Efficient way to find coordinates of connected blobs in binary image

I am looking for the coordinates of connected blobs in a binary image (2d numpy array of 0 or 1).
The skimage library provides a very fast way to label blobs within the array (which I found from similar SO posts). However I want a list of the coordinates of the blob, not a labelled array. I have a solution which extracts the coordinates from the labelled image. But it is very slow. Far slower than the inital labelling.
Minimal Reproducible example:
import timeit
from skimage import measure
import numpy as np
binary_image = np.array([
[0,1,0,0,1,1,0,1,1,0,0,1],
[0,1,0,1,1,1,0,1,1,1,0,1],
[0,0,0,0,0,0,0,1,1,1,0,0],
[0,1,1,1,1,0,0,0,0,1,0,0],
[0,0,0,0,0,0,0,1,1,1,0,0],
[0,0,1,0,0,0,0,0,0,0,0,0],
[0,1,0,0,1,1,0,1,1,0,0,1],
[0,0,0,0,0,0,0,1,1,1,0,0],
[0,1,1,1,1,0,0,0,0,1,0,0],
])
print(f"\n\n2d array of type: {type(binary_image)}:")
print(binary_image)
labels = measure.label(binary_image)
print(f"\n\n2d array with connected blobs labelled of type {type(labels)}:")
print(labels)
def extract_blobs_from_labelled_array(labelled_array):
# The goal is to obtain lists of the coordinates
# Of each distinct blob.
blobs = []
label = 1
while True:
indices_of_label = np.where(labelled_array==label)
if not indices_of_label[0].size > 0:
break
else:
blob =list(zip(*indices_of_label))
label+=1
blobs.append(blob)
if __name__ == "__main__":
print("\n\nBeginning extract_blobs_from_labelled_array timing\n")
print("Time taken:")
print(
timeit.timeit(
'extract_blobs_from_labelled_array(labels)',
globals=globals(),
number=1
)
)
print("\n\n")
Output:
2d array of type: <class 'numpy.ndarray'>:
[[0 1 0 0 1 1 0 1 1 0 0 1]
[0 1 0 1 1 1 0 1 1 1 0 1]
[0 0 0 0 0 0 0 1 1 1 0 0]
[0 1 1 1 1 0 0 0 0 1 0 0]
[0 0 0 0 0 0 0 1 1 1 0 0]
[0 0 1 0 0 0 0 0 0 0 0 0]
[0 1 0 0 1 1 0 1 1 0 0 1]
[0 0 0 0 0 0 0 1 1 1 0 0]
[0 1 1 1 1 0 0 0 0 1 0 0]]
2d array with connected blobs labelled of type <class 'numpy.ndarray'>:
[[ 0 1 0 0 2 2 0 3 3 0 0 4]
[ 0 1 0 2 2 2 0 3 3 3 0 4]
[ 0 0 0 0 0 0 0 3 3 3 0 0]
[ 0 5 5 5 5 0 0 0 0 3 0 0]
[ 0 0 0 0 0 0 0 3 3 3 0 0]
[ 0 0 6 0 0 0 0 0 0 0 0 0]
[ 0 6 0 0 7 7 0 8 8 0 0 9]
[ 0 0 0 0 0 0 0 8 8 8 0 0]
[ 0 10 10 10 10 0 0 0 0 8 0 0]]
Beginning extract_blobs_from_labelled_array timing
Time taken:
9.346099977847189e-05
9e-05 is small but so is this image for the example. In reality I am working with very high resolution images for which the function takes approximately 10 minutes.
Is there a faster way to do this?
Side note: I'm only using list(zip()) to try get the numpy coordinates into something I'm used to (I don't use numpy much just Python). Should I be skipping this and just using the coordinates to index as-is? Will that speed it up?

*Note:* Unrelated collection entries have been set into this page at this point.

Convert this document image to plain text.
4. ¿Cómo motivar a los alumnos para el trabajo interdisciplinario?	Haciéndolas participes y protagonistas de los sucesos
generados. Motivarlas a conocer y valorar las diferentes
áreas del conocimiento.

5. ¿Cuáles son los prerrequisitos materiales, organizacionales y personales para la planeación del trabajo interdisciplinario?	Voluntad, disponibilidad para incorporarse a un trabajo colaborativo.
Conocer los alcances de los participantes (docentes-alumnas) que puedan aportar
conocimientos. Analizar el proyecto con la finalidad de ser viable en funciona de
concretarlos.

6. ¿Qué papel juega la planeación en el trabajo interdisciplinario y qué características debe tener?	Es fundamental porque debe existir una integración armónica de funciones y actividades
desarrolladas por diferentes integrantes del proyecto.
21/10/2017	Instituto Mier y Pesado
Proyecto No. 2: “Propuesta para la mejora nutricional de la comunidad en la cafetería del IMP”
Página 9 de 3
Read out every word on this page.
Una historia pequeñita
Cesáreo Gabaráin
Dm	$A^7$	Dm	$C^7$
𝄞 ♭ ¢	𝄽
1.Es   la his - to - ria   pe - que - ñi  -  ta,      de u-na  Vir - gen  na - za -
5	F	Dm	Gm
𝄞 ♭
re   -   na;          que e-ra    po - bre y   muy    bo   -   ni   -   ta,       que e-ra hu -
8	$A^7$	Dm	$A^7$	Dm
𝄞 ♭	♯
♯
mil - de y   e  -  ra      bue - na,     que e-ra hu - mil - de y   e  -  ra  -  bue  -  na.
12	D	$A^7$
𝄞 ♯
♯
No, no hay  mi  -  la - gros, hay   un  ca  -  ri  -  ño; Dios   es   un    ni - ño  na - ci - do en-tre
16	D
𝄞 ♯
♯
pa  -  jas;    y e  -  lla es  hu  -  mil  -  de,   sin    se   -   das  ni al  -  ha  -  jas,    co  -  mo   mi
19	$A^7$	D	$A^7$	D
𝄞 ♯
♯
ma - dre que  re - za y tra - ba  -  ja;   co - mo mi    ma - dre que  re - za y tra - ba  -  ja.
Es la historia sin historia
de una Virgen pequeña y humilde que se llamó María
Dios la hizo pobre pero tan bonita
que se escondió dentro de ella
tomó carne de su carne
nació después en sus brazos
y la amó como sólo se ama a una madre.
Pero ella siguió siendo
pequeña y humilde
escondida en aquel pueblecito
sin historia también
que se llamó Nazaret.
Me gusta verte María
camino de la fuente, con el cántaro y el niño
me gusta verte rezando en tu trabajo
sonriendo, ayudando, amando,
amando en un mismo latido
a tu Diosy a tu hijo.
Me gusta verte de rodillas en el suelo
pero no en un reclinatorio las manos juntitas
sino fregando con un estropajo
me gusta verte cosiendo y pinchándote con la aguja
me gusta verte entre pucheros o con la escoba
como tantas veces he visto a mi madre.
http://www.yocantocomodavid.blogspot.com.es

The part of the code that slow is here:
while True:
indices_of_label = np.where(labelled_array==label)
if not indices_of_label[0].size > 0:
break
else:
blob =list(zip(*indices_of_label))
label+=1
blobs.append(blob)
First, a complete aside: you should avoid using while True when you know the number of elements you will be iterating over. It's a recipe for hard-to-find infinite-loop bugs.
Instead, you should use:
for label in range(np.max(labels)):
and then you can ignore the if ...: break.
A second issue is indeed that you are using list(zip(*)), which is slow compared to NumPy functions. Here you could get approximately the same result with np.transpose(indices_of_label), which will get you a 2D array of shape (n_coords, n_dim), ie (n_coords, 2).
But the Big Issue is the expression labelled_array == label. This will examine every pixel of the image once for every label. (Twice, actually, because then you run np.where(), which takes another pass.) This is a lot of unnecessary work, as the coordinates can be found in one pass.
The scikit-image function skimage.measure.regionprops can do this for you. regionprops goes over the image once and returns a list containing one RegionProps object per label. The object has a .coords attribute containing the coordinates of each pixel in the blob. So, here's your code, modified to use that function:
import timeit
from skimage import measure
import numpy as np
binary_image = np.array([
[0,1,0,0,1,1,0,1,1,0,0,1],
[0,1,0,1,1,1,0,1,1,1,0,1],
[0,0,0,0,0,0,0,1,1,1,0,0],
[0,1,1,1,1,0,0,0,0,1,0,0],
[0,0,0,0,0,0,0,1,1,1,0,0],
[0,0,1,0,0,0,0,0,0,0,0,0],
[0,1,0,0,1,1,0,1,1,0,0,1],
[0,0,0,0,0,0,0,1,1,1,0,0],
[0,1,1,1,1,0,0,0,0,1,0,0],
])
print(f"\n\n2d array of type: {type(binary_image)}:")
print(binary_image)
labels = measure.label(binary_image)
print(f"\n\n2d array with connected blobs labelled of type {type(labels)}:")
print(labels)
def extract_blobs_from_labelled_array(labelled_array):
"""Return a list containing coordinates of pixels in each blob."""
props = measure.regionprops(labelled_array)
blobs = [p.coords for p in props]
return blobs
if __name__ == "__main__":
print("\n\nBeginning extract_blobs_from_labelled_array timing\n")
print("Time taken:")
print(
timeit.timeit(
'extract_blobs_from_labelled_array(labels)',
globals=globals(),
number=1
)
)
print("\n\n")

find mean position and area of labelled objects

I have a 2D labeled image (numpy array), each label represents an object. I have to find the object's center and its area. My current solution:
centers = [np.mean(np.where(label_2d == i),1) for i in range(1,num_obj+1)]
surface_area = np.array([np.sum(label_2d == i) for i in range(1,num_obj+1)])
Note that label_2d used for centers is not the same as the one for surface area, so I can't combine both operations. My current code is about 10-100 times to slow.
In C++ I would iterate through the image once (2 for loops) and fill the table (an array), from which I would than calculate centers and surface area.
Since for loops are quite slow in python, I have to find another solution. Any advice?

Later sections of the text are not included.